The TSA hasn’t done enough to assess the vulnerability of commercial U.S. airports and also needs to update its national strategy for airport security, according to a report released Tuesday by the Government Accountability Office (GAO).

The report noted that the agency completed a comprehensive risk assessment of perimeter and access-control security in 2013, but said the TSA has been remiss since then when it comes to assessments, even as security breaches by airport workers have become a larger concern.

“TSA has not updated this assessment to reflect changes in the airport security risk environment, such as TSA’s subsequent determination of risk from the insider threat — the potential of rogue aviation workers exploiting their credentials, access, and knowledge of security procedures throughout the airport for personal gain or to inflict damage,” the GAO report says.

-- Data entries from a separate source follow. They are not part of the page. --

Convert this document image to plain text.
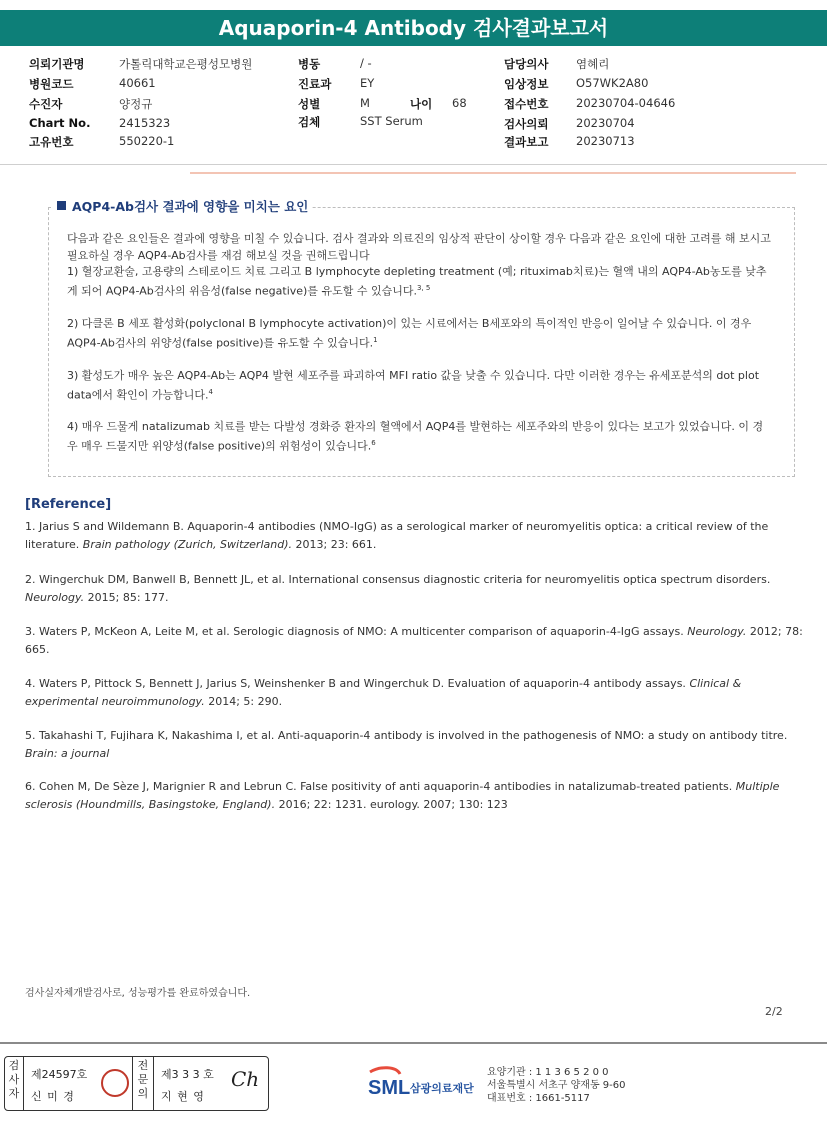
Aquaporin-4 Antibody 검사결과보고서
의뢰기관명	가톨릭대학교은평성모병원
병원코드	40661
수진자	양정규
Chart No. 2415323
고유번호	550220-1
병동	/ -
진료과 EY
성별	M	나이 68
검체	SST Serum
담당의사 염혜리
임상정보 O57WK2A80
접수번호 20230704-04646
검사의뢰 20230704
결과보고 20230713
AQP4-Ab검사 결과에 영향을 미치는 요인
다음과 같은 요인들은 결과에 영향을 미칠 수 있습니다. 검사 결과와 의료진의 임상적 판단이 상이할 경우 다음과 같은 요인에 대한 고려를 해 보시고 필요하실 경우 AQP4-Ab검사를 재검 해보실 것을 권해드립니다
1) 혈장교환술, 고용량의 스테로이드 치료 그리고 B lymphocyte depleting treatment (예; rituximab치료)는 혈액 내의 AQP4-Ab농도를 낮추게 되어 AQP4-Ab검사의 위음성(false negative)를 유도할 수 있습니다.$^{3, 5}$
2) 다클론 B 세포 활성화(polyclonal B lymphocyte activation)이 있는 시료에서는 B세포와의 특이적인 반응이 일어날 수 있습니다. 이 경우 AQP4-Ab검사의 위양성(false positive)를 유도할 수 있습니다.$^1$
3) 활성도가 매우 높은 AQP4-Ab는 AQP4 발현 세포주를 파괴하여 MFI ratio 값을 낮출 수 있습니다. 다만 이러한 경우는 유세포분석의 dot plot data에서 확인이 가능합니다.$^4$
4) 매우 드물게 natalizumab 치료를 받는 다발성 경화증 환자의 혈액에서 AQP4를 발현하는 세포주와의 반응이 있다는 보고가 있었습니다. 이 경우 매우 드물지만 위양성(false positive)의 위험성이 있습니다.$^6$
[Reference]
1. Jarius S and Wildemann B. Aquaporin-4 antibodies (NMO-IgG) as a serological marker of neuromyelitis optica: a critical review of the literature. Brain pathology (Zurich, Switzerland). 2013; 23: 661.
2. Wingerchuk DM, Banwell B, Bennett JL, et al. International consensus diagnostic criteria for neuromyelitis optica spectrum disorders. Neurology. 2015; 85: 177.
3. Waters P, McKeon A, Leite M, et al. Serologic diagnosis of NMO: A multicenter comparison of aquaporin-4-IgG assays. Neurology. 2012; 78: 665.
4. Waters P, Pittock S, Bennett J, Jarius S, Weinshenker B and Wingerchuk D. Evaluation of aquaporin-4 antibody assays. Clinical & experimental neuroimmunology. 2014; 5: 290.
5. Takahashi T, Fujihara K, Nakashima I, et al. Anti-aquaporin-4 antibody is involved in the pathogenesis of NMO: a study on antibody titre. Brain: a journal
6. Cohen M, De Sèze J, Marignier R and Lebrun C. False positivity of anti aquaporin-4 antibodies in natalizumab-treated patients. Multiple sclerosis (Houndmills, Basingstoke, England). 2016; 22: 1231. eurology. 2007; 130: 123
검사실자체개발검사로, 성능평가를 완료하였습니다.
2/2
검사자
제24597호
신 미 경
전문의
제3 3 3 호
지 현 영
Ch	SML 삼광의료재단
요양기관 : 1 1 3 6 5 2 0 0
서울특별시 서초구 양재동 9-60
대표번호 : 1661-5117
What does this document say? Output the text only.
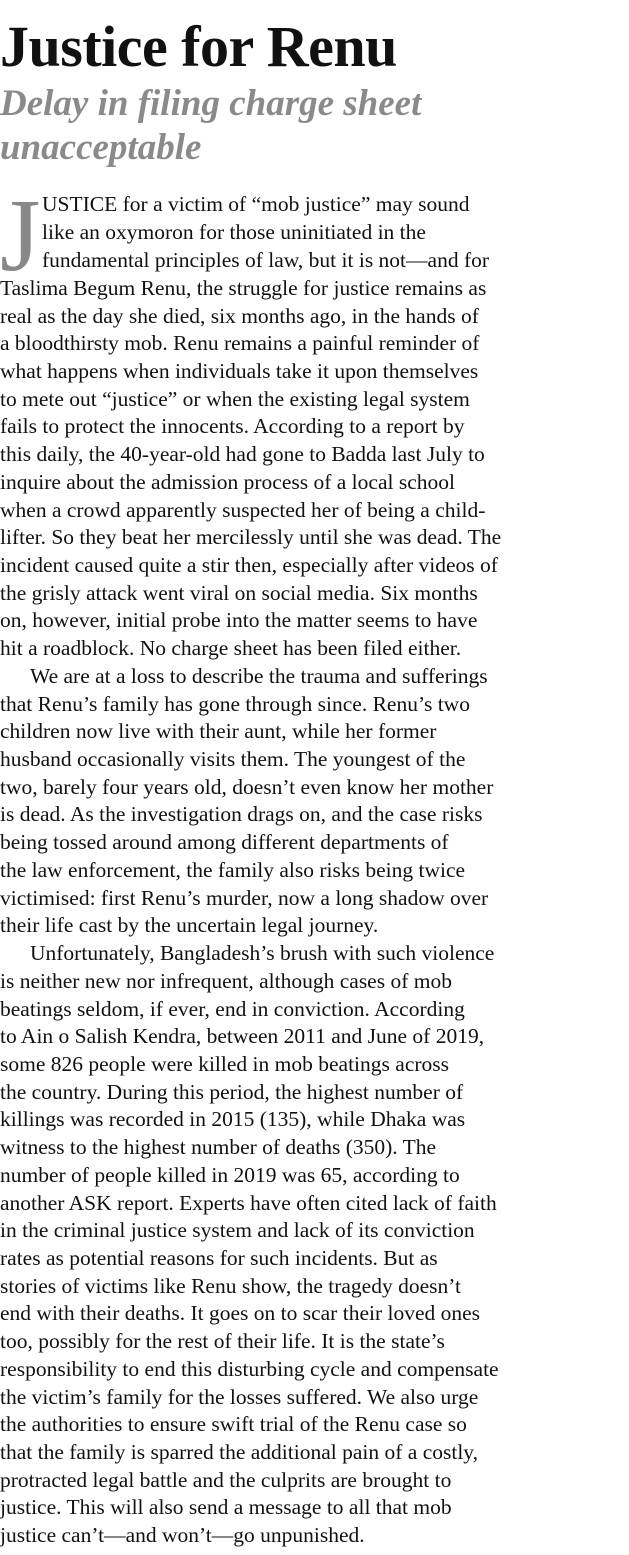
Justice for Renu
Delay in filing charge sheet
unacceptable
J USTICE for a victim of “mob justice” may sound
like an oxymoron for those uninitiated in the
fundamental principles of law, but it is not—and for
Taslima Begum Renu, the struggle for justice remains as
real as the day she died, six months ago, in the hands of
a bloodthirsty mob. Renu remains a painful reminder of
what happens when individuals take it upon themselves
to mete out “justice” or when the existing legal system
fails to protect the innocents. According to a report by
this daily, the 40-year-old had gone to Badda last July to
inquire about the admission process of a local school
when a crowd apparently suspected her of being a child-
lifter. So they beat her mercilessly until she was dead. The
incident caused quite a stir then, especially after videos of
the grisly attack went viral on social media. Six months
on, however, initial probe into the matter seems to have
hit a roadblock. No charge sheet has been filed either.
We are at a loss to describe the trauma and sufferings
that Renu’s family has gone through since. Renu’s two
children now live with their aunt, while her former
husband occasionally visits them. The youngest of the
two, barely four years old, doesn’t even know her mother
is dead. As the investigation drags on, and the case risks
being tossed around among different departments of
the law enforcement, the family also risks being twice
victimised: first Renu’s murder, now a long shadow over
their life cast by the uncertain legal journey.
Unfortunately, Bangladesh’s brush with such violence
is neither new nor infrequent, although cases of mob
beatings seldom, if ever, end in conviction. According
to Ain o Salish Kendra, between 2011 and June of 2019,
some 826 people were killed in mob beatings across
the country. During this period, the highest number of
killings was recorded in 2015 (135), while Dhaka was
witness to the highest number of deaths (350). The
number of people killed in 2019 was 65, according to
another ASK report. Experts have often cited lack of faith
in the criminal justice system and lack of its conviction
rates as potential reasons for such incidents. But as
stories of victims like Renu show, the tragedy doesn’t
end with their deaths. It goes on to scar their loved ones
too, possibly for the rest of their life. It is the state’s
responsibility to end this disturbing cycle and compensate
the victim’s family for the losses suffered. We also urge
the authorities to ensure swift trial of the Renu case so
that the family is sparred the additional pain of a costly,
protracted legal battle and the culprits are brought to
justice. This will also send a message to all that mob
justice can’t—and won’t—go unpunished.
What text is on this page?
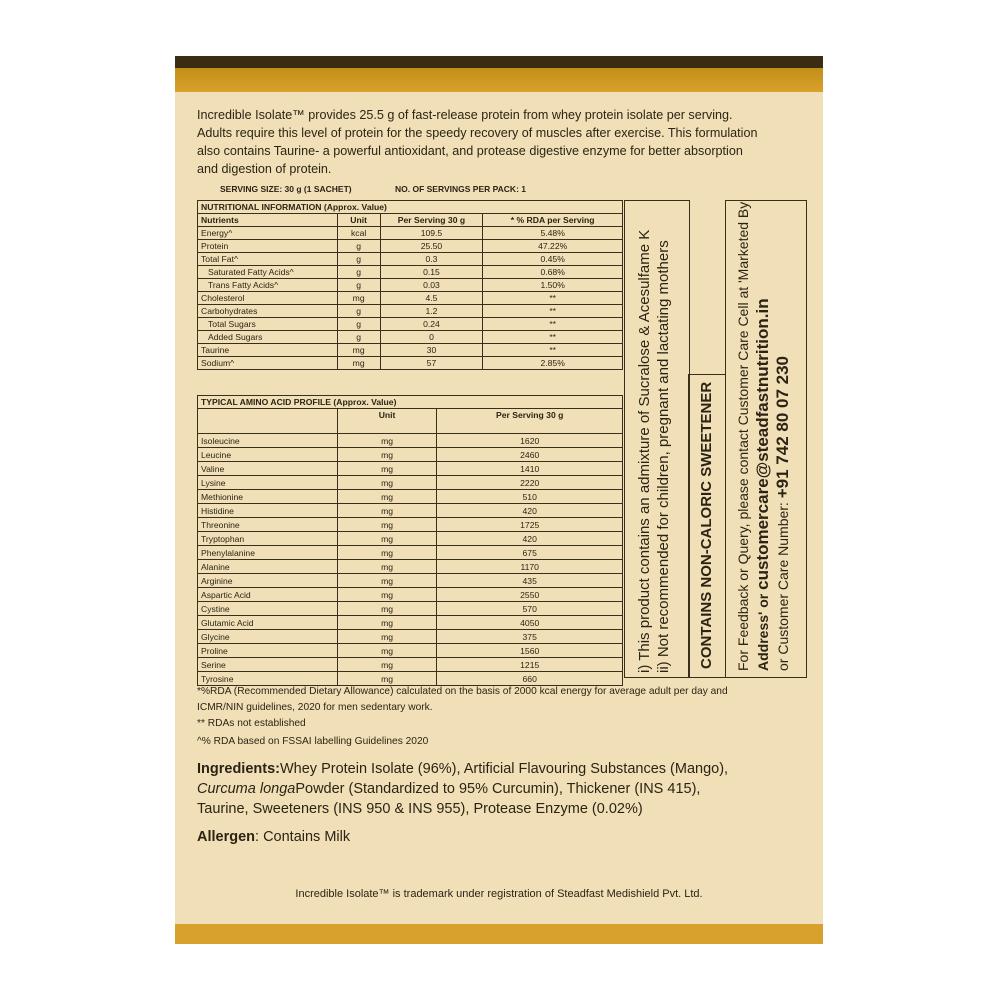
Incredible Isolate™ provides 25.5 g of fast-release protein from whey protein isolate per serving.
Adults require this level of protein for the speedy recovery of muscles after exercise. This formulation
also contains Taurine- a powerful antioxidant, and protease digestive enzyme for better absorption
and digestion of protein.
SERVING SIZE: 30 g (1 SACHET)	NO. OF SERVINGS PER PACK: 1
NUTRITIONAL INFORMATION (Approx. Value)			
Nutrients	Unit	Per Serving 30 g	* % RDA per Serving
Energy^	kcal	109.5	5.48%
Protein	g	25.50	47.22%
Total Fat^	g	0.3	0.45%
Saturated Fatty Acids^	g	0.15	0.68%
Trans Fatty Acids^	g	0.03	1.50%
Cholesterol	mg	4.5	**
Carbohydrates	g	1.2	**
Total Sugars	g	0.24	**
Added Sugars	g	0	**
Taurine	mg	30	**
Sodium^	mg	57	2.85%
TYPICAL AMINO ACID PROFILE (Approx. Value)		
	Unit	Per Serving 30 g
Isoleucine	mg	1620
Leucine	mg	2460
Valine	mg	1410
Lysine	mg	2220
Methionine	mg	510
Histidine	mg	420
Threonine	mg	1725
Tryptophan	mg	420
Phenylalanine	mg	675
Alanine	mg	1170
Arginine	mg	435
Aspartic Acid	mg	2550
Cystine	mg	570
Glutamic Acid	mg	4050
Glycine	mg	375
Proline	mg	1560
Serine	mg	1215
Tyrosine	mg	660
*%RDA (Recommended Dietary Allowance) calculated on the basis of 2000 kcal energy for average adult per day and
ICMR/NIN guidelines, 2020 for men sedentary work.
** RDAs not established
^% RDA based on FSSAI labelling Guidelines 2020
Ingredients:Whey Protein Isolate (96%), Artificial Flavouring Substances (Mango),
Curcuma longaPowder (Standardized to 95% Curcumin), Thickener (INS 415),
Taurine, Sweeteners (INS 950 & INS 955), Protease Enzyme (0.02%)
Allergen: Contains Milk
Incredible Isolate™ is trademark under registration of Steadfast Medishield Pvt. Ltd.
i) This product contains an admixture of Sucralose & Acesulfame K ii) Not recommended for children, pregnant and lactating mothers CONTAINS NON-CALORIC SWEETENER For Feedback or Query, please contact Customer Care Cell at 'Marketed By Address' or customercare@steadfastnutrition.in or Customer Care Number: +91 742 80 07 230
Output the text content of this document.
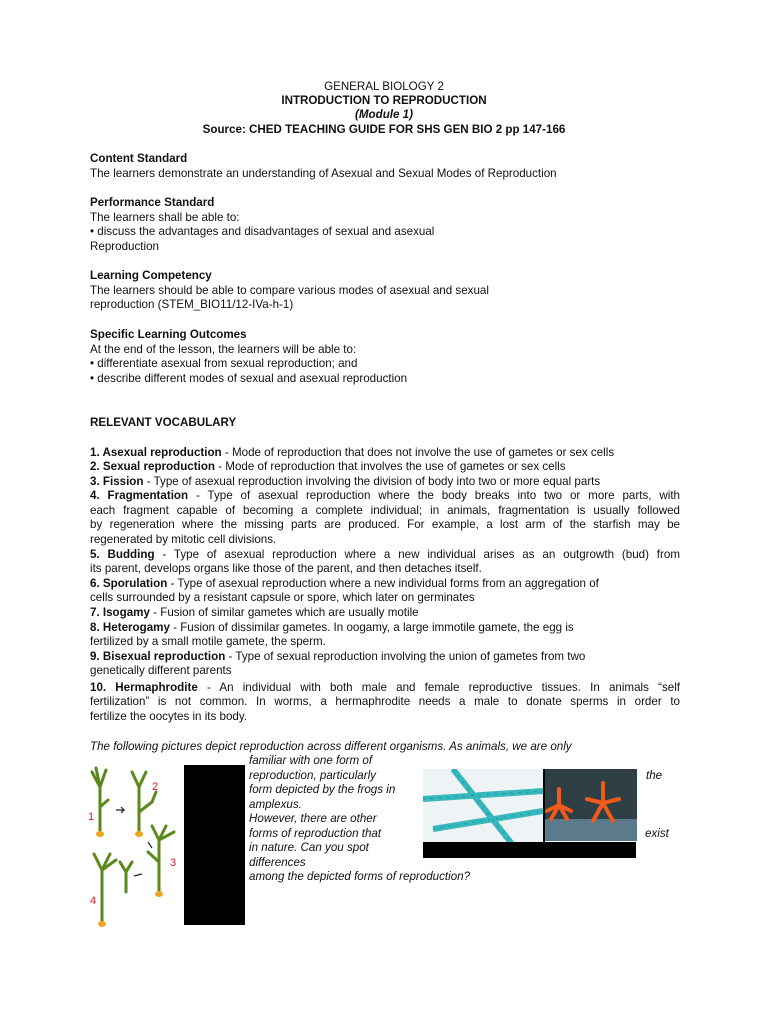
GENERAL BIOLOGY 2
INTRODUCTION TO REPRODUCTION
(Module 1)
Source: CHED TEACHING GUIDE FOR SHS GEN BIO 2 pp 147-166
Content Standard
The learners demonstrate an understanding of Asexual and Sexual Modes of Reproduction
Performance Standard
The learners shall be able to:
• discuss the advantages and disadvantages of sexual and asexual
Reproduction
Learning Competency
The learners should be able to compare various modes of asexual and sexual
reproduction (STEM_BIO11/12-IVa-h-1)
Specific Learning Outcomes
At the end of the lesson, the learners will be able to:
• differentiate asexual from sexual reproduction; and
• describe different modes of sexual and asexual reproduction
RELEVANT VOCABULARY
1. Asexual reproduction - Mode of reproduction that does not involve the use of gametes or sex cells
2. Sexual reproduction - Mode of reproduction that involves the use of gametes or sex cells
3. Fission - Type of asexual reproduction involving the division of body into two or more equal parts
4. Fragmentation - Type of asexual reproduction where the body breaks into two or more parts, with
each fragment capable of becoming a complete individual; in animals, fragmentation is usually followed
by regeneration where the missing parts are produced. For example, a lost arm of the starfish may be
regenerated by mitotic cell divisions.
5. Budding - Type of asexual reproduction where a new individual arises as an outgrowth (bud) from
its parent, develops organs like those of the parent, and then detaches itself.
6. Sporulation - Type of asexual reproduction where a new individual forms from an aggregation of
cells surrounded by a resistant capsule or spore, which later on germinates
7. Isogamy - Fusion of similar gametes which are usually motile
8. Heterogamy - Fusion of dissimilar gametes. In oogamy, a large immotile gamete, the egg is
fertilized by a small motile gamete, the sperm.
9. Bisexual reproduction - Type of sexual reproduction involving the union of gametes from two
genetically different parents
10. Hermaphrodite - An individual with both male and female reproductive tissues. In animals “self
fertilization” is not common. In worms, a hermaphrodite needs a male to donate sperms in order to
fertilize the oocytes in its body.
The following pictures depict reproduction across different organisms. As animals, we are only
familiar with one form of
reproduction, particularly	the
form depicted by the frogs in
amplexus.
However, there are other
forms of reproduction that	exist
in nature. Can you spot
differences
among the depicted forms of reproduction?
1
2
3
4
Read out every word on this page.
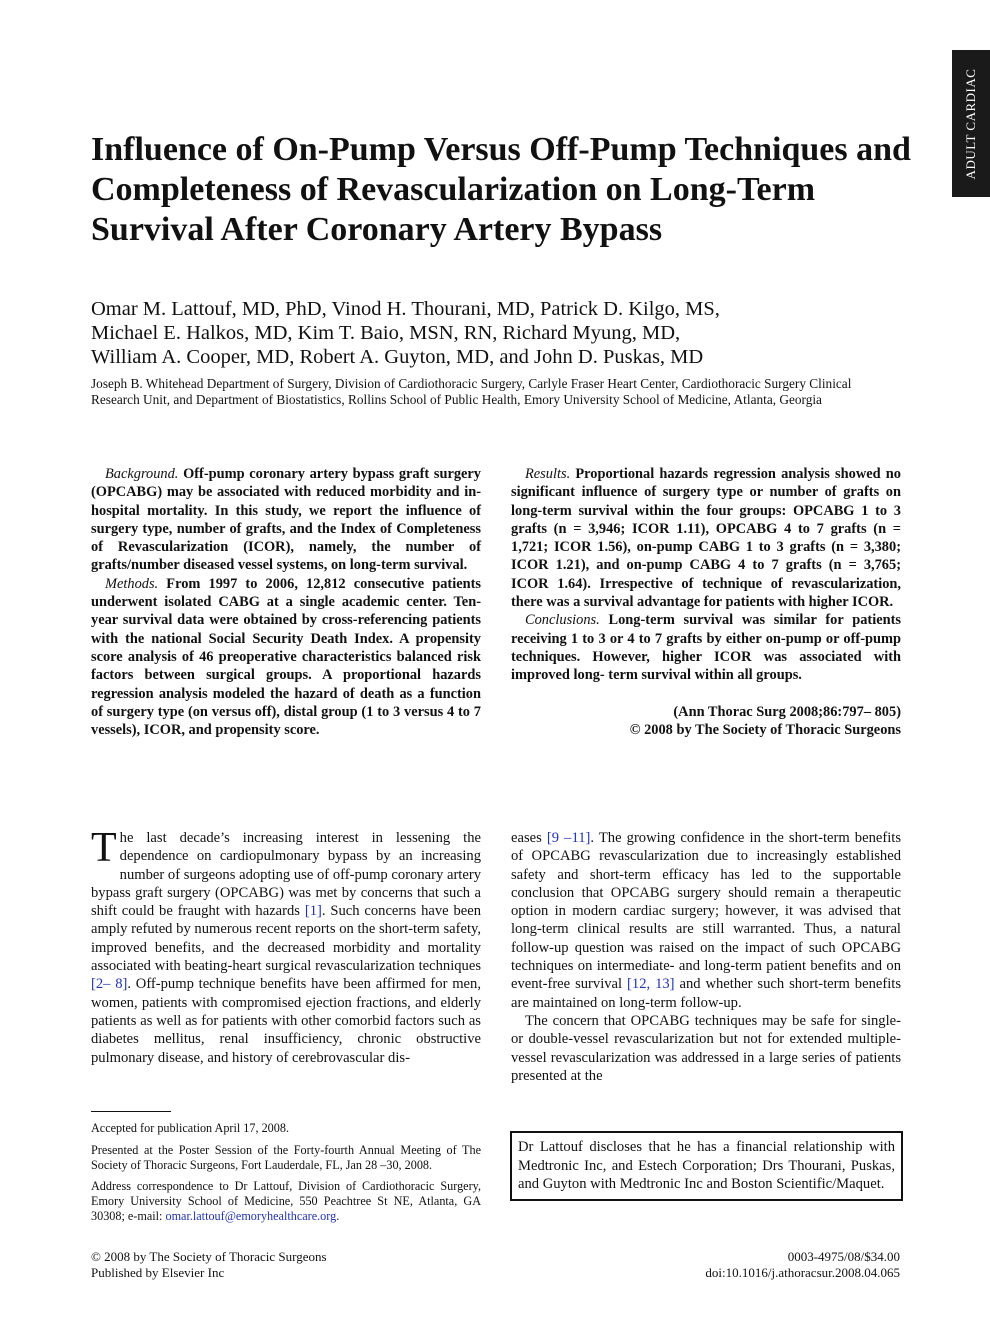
ADULT CARDIAC
Influence of On-Pump Versus Off-Pump Techniques and Completeness of Revascularization on Long-Term Survival After Coronary Artery Bypass
Omar M. Lattouf, MD, PhD, Vinod H. Thourani, MD, Patrick D. Kilgo, MS,
Michael E. Halkos, MD, Kim T. Baio, MSN, RN, Richard Myung, MD,
William A. Cooper, MD, Robert A. Guyton, MD, and John D. Puskas, MD
Joseph B. Whitehead Department of Surgery, Division of Cardiothoracic Surgery, Carlyle Fraser Heart Center, Cardiothoracic Surgery Clinical Research Unit, and Department of Biostatistics, Rollins School of Public Health, Emory University School of Medicine, Atlanta, Georgia

Background. Off-pump coronary artery bypass graft surgery (OPCABG) may be associated with reduced morbidity and in-hospital mortality. In this study, we report the influence of surgery type, number of grafts, and the Index of Completeness of Revascularization (ICOR), namely, the number of grafts/number diseased vessel systems, on long-term survival.

Methods. From 1997 to 2006, 12,812 consecutive patients underwent isolated CABG at a single academic center. Ten-year survival data were obtained by cross-referencing patients with the national Social Security Death Index. A propensity score analysis of 46 preoperative characteristics balanced risk factors between surgical groups. A proportional hazards regression analysis modeled the hazard of death as a function of surgery type (on versus off), distal group (1 to 3 versus 4 to 7 vessels), ICOR, and propensity score.

Results. Proportional hazards regression analysis showed no significant influence of surgery type or number of grafts on long-term survival within the four groups: OPCABG 1 to 3 grafts (n = 3,946; ICOR 1.11), OPCABG 4 to 7 grafts (n = 1,721; ICOR 1.56), on-pump CABG 1 to 3 grafts (n = 3,380; ICOR 1.21), and on-pump CABG 4 to 7 grafts (n = 3,765; ICOR 1.64). Irrespective of technique of revascularization, there was a survival advantage for patients with higher ICOR.

Conclusions. Long-term survival was similar for patients receiving 1 to 3 or 4 to 7 grafts by either on-pump or off-pump techniques. However, higher ICOR was associated with improved long- term survival within all groups.

(Ann Thorac Surg 2008;86:797– 805)
© 2008 by The Society of Thoracic Surgeons

The last decade’s increasing interest in lessening the dependence on cardiopulmonary bypass by an increasing number of surgeons adopting use of off-pump coronary artery bypass graft surgery (OPCABG) was met by concerns that such a shift could be fraught with hazards [1]. Such concerns have been amply refuted by numerous recent reports on the short-term safety, improved benefits, and the decreased morbidity and mortality associated with beating-heart surgical revascularization techniques [2– 8]. Off-pump technique benefits have been affirmed for men, women, patients with compromised ejection fractions, and elderly patients as well as for patients with other comorbid factors such as diabetes mellitus, renal insufficiency, chronic obstructive pulmonary disease, and history of cerebrovascular dis-

eases [9 –11]. The growing confidence in the short-term benefits of OPCABG revascularization due to increasingly established safety and short-term efficacy has led to the supportable conclusion that OPCABG surgery should remain a therapeutic option in modern cardiac surgery; however, it was advised that long-term clinical results are still warranted. Thus, a natural follow-up question was raised on the impact of such OPCABG techniques on intermediate- and long-term patient benefits and on event-free survival [12, 13] and whether such short-term benefits are maintained on long-term follow-up.

The concern that OPCABG techniques may be safe for single- or double-vessel revascularization but not for extended multiple-vessel revascularization was addressed in a large series of patients presented at the

Accepted for publication April 17, 2008.

Presented at the Poster Session of the Forty-fourth Annual Meeting of The Society of Thoracic Surgeons, Fort Lauderdale, FL, Jan 28 –30, 2008.

Address correspondence to Dr Lattouf, Division of Cardiothoracic Surgery, Emory University School of Medicine, 550 Peachtree St NE, Atlanta, GA 30308; e-mail: omar.lattouf@emoryhealthcare.org.

Dr Lattouf discloses that he has a financial relationship with Medtronic Inc, and Estech Corporation; Drs Thourani, Puskas, and Guyton with Medtronic Inc and Boston Scientific/Maquet.
© 2008 by The Society of Thoracic Surgeons
Published by Elsevier Inc
0003-4975/08/$34.00
doi:10.1016/j.athoracsur.2008.04.065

Among the insider breaches that have been discovered since 2013 was alleged gun smuggling by workers at Atlanta’s airport.

The TSA sets security standards across the U.S. aviation network, but airports are responsible for the day-to-day work of securing their perimeters and other access points within their facilities.

This week’s GAO report comes as airport security has become an area of increasing public concern, because of the much-discussed long lines at airport checkpoints and because of the Brussels airport bombing in March. The report is not a response to those events, however. It was originally delivered to Congress in March, then altered with the removal of sensitive security information prior to Tuesday’s public dissemination.

The GAO found that despite the completion of that risk assessment in 2013, the TSA has not used the information it acquired during the analysis to update the national strategy for airport security.

In addition, the TSA has not comprehensively assessed the vulnerability of the 437 commercial airports nationwide. Instead, from 2009 through 2015 it conducted vulnerability assessments on just 81 airports.

“While conducting [vulnerability assessments] at all commercial airports may not be feasible given budget and resource constraints, other approaches, such as providing all commercial airports with a self-vulnerability assessment tool, may allow TSA to assess vulnerability at airports system-wide,” the GAO said.